I never received a letter. I called them about the problem on Sunday and they sent me it in an email. I’m not crazy enough to send my son out of the country when I know he doesn’t have a passport.”

Liberal Democrat MEPs Catherine Bearder and Sir Ed Davey sent a letter to the home secretary on Wednesday calling on him to act urgently to bring the child home.

“We feel it is imperative to get this child on a flight back to Manchester right away. His immigration status should be sorted when he is on home soil with his mother Hawa,” the letter stated.

“The lost sleep, lawyers fees and shed tears over this don’t matter right now. All that matters is that we get a frightened six-year-old back to his mother.”

Shadow home secretary Diane Abbott told The Independent it was “almost beyond belief” that the government would preside over a system which blocks a six-year-old born here from returning home.
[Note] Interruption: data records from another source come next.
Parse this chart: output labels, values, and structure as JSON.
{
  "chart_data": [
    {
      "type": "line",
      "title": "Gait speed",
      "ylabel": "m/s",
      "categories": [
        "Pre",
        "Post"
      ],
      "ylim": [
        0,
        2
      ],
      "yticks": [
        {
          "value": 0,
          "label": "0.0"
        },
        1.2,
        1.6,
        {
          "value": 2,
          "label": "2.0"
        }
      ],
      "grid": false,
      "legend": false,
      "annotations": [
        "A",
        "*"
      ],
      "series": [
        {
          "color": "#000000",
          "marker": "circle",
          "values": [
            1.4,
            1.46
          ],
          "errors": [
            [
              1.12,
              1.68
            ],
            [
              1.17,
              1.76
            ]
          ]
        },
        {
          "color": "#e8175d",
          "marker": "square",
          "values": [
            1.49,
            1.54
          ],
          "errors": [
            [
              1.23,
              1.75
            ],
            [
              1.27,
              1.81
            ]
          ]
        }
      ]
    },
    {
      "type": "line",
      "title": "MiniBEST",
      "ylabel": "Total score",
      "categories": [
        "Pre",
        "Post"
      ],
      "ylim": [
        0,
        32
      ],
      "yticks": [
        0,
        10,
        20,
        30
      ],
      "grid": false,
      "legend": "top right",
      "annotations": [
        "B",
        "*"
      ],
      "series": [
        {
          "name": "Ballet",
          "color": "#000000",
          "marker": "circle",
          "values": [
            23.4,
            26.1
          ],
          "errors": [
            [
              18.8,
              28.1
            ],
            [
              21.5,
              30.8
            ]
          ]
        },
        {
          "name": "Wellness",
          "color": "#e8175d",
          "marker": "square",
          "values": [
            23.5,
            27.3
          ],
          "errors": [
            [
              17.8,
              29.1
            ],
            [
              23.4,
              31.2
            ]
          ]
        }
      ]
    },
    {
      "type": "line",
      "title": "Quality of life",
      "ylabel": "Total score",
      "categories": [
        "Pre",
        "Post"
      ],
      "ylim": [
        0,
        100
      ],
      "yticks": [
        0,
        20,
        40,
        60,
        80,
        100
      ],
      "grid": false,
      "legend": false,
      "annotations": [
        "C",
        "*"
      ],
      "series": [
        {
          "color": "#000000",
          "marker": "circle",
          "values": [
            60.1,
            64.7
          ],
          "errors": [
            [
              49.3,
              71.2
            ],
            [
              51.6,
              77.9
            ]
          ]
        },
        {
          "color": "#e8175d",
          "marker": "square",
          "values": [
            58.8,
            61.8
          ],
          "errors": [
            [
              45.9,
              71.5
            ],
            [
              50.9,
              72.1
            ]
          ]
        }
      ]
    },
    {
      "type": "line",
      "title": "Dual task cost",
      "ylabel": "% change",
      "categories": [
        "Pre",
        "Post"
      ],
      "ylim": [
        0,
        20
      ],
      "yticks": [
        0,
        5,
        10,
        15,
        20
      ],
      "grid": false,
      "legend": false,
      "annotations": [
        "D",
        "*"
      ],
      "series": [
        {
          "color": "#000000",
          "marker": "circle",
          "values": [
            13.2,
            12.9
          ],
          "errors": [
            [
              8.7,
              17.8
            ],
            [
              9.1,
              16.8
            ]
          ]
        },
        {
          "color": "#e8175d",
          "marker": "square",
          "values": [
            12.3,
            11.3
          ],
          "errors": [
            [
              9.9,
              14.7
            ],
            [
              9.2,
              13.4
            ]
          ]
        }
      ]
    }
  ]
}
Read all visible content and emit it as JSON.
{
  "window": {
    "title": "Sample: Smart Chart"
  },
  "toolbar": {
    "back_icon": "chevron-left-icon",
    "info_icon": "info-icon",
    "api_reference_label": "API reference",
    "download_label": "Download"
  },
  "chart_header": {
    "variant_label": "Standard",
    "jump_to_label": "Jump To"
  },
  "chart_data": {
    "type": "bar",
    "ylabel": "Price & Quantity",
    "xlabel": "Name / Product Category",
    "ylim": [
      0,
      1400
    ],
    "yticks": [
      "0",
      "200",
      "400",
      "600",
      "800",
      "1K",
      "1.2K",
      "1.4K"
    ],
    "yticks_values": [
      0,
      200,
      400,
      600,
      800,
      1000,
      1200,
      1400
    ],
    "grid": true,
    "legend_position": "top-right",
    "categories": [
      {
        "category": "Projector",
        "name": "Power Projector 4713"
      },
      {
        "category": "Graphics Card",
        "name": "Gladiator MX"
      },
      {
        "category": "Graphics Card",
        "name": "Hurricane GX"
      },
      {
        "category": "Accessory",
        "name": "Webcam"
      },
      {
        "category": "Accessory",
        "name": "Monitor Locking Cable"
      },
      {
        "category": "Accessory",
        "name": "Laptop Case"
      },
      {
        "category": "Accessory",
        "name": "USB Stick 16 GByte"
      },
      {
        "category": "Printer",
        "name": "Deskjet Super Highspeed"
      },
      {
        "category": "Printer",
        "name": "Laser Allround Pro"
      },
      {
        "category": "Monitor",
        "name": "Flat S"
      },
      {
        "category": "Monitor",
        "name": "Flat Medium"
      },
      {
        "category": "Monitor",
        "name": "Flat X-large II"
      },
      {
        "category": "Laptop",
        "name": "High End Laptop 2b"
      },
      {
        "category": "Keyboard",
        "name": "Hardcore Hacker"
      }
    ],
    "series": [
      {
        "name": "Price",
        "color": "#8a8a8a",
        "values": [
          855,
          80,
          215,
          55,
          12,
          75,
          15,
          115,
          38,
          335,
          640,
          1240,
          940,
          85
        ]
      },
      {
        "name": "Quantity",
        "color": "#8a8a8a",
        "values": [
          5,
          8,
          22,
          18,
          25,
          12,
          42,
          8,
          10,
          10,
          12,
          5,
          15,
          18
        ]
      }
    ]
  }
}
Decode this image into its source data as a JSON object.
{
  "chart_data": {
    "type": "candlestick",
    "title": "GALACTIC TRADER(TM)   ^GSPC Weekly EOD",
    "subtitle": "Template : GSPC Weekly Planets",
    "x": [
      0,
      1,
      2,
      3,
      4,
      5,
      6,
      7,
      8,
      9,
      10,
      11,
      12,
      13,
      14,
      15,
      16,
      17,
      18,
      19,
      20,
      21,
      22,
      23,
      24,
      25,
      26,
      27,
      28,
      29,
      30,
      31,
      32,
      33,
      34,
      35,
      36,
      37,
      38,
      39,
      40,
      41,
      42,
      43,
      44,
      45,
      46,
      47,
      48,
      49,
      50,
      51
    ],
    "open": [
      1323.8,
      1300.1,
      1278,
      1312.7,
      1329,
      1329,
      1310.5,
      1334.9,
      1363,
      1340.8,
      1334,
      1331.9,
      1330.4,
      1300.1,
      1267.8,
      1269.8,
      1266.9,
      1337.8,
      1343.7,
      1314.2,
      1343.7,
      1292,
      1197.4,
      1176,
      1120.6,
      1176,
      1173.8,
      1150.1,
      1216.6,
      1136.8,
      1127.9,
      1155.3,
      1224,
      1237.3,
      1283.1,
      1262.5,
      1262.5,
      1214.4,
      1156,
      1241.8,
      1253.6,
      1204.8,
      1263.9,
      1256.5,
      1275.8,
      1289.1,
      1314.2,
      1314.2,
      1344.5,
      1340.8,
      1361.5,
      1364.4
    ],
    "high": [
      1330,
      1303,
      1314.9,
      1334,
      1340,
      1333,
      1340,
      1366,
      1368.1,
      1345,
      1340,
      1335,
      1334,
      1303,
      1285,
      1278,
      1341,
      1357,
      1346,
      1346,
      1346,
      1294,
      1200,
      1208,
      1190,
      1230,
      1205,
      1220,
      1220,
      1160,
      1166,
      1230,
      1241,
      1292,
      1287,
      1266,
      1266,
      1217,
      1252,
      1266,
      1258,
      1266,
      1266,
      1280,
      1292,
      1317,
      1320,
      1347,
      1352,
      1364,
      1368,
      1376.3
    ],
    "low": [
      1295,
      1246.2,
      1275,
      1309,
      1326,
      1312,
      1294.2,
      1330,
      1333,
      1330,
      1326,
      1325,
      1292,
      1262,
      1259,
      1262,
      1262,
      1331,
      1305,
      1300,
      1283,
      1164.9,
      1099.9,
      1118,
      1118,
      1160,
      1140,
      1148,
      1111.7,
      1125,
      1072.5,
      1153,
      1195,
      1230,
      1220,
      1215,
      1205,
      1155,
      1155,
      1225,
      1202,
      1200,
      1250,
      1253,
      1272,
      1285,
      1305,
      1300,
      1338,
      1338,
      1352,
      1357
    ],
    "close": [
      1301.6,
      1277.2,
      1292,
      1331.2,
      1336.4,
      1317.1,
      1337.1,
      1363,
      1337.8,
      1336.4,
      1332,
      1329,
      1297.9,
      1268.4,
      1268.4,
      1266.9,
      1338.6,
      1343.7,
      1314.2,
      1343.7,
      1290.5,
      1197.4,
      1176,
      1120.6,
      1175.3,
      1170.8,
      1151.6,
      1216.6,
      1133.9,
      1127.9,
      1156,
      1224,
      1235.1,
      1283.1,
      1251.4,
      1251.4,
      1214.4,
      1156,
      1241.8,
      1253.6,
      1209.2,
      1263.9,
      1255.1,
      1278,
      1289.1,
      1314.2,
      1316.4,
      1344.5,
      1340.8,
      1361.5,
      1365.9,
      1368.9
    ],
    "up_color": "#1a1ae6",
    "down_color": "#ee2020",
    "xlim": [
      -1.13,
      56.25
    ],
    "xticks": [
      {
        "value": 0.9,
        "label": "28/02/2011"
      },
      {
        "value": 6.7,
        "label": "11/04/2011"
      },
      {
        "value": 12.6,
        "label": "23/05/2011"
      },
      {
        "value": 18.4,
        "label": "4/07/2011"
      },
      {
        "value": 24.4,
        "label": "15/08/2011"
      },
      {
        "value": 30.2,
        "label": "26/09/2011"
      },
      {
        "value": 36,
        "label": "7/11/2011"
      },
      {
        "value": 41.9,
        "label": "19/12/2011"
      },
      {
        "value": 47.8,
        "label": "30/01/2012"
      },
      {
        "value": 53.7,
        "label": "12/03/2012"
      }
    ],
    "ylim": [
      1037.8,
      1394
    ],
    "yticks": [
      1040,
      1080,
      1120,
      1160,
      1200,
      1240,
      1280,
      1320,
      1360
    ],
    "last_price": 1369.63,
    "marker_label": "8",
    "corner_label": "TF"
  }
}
Home Office spokesperson said on Tuesday night: “A letter was sent to Mohamed’s mother in March advising her that her son’s passport had been revoked. We understand that despite this Mohamed was taken out of the UK in July and last Sunday was unable to re-enter as he did not hold a valid passport.

“We will be in contact with the family in the next 24 hours to make arrangements for reuniting mother and son.”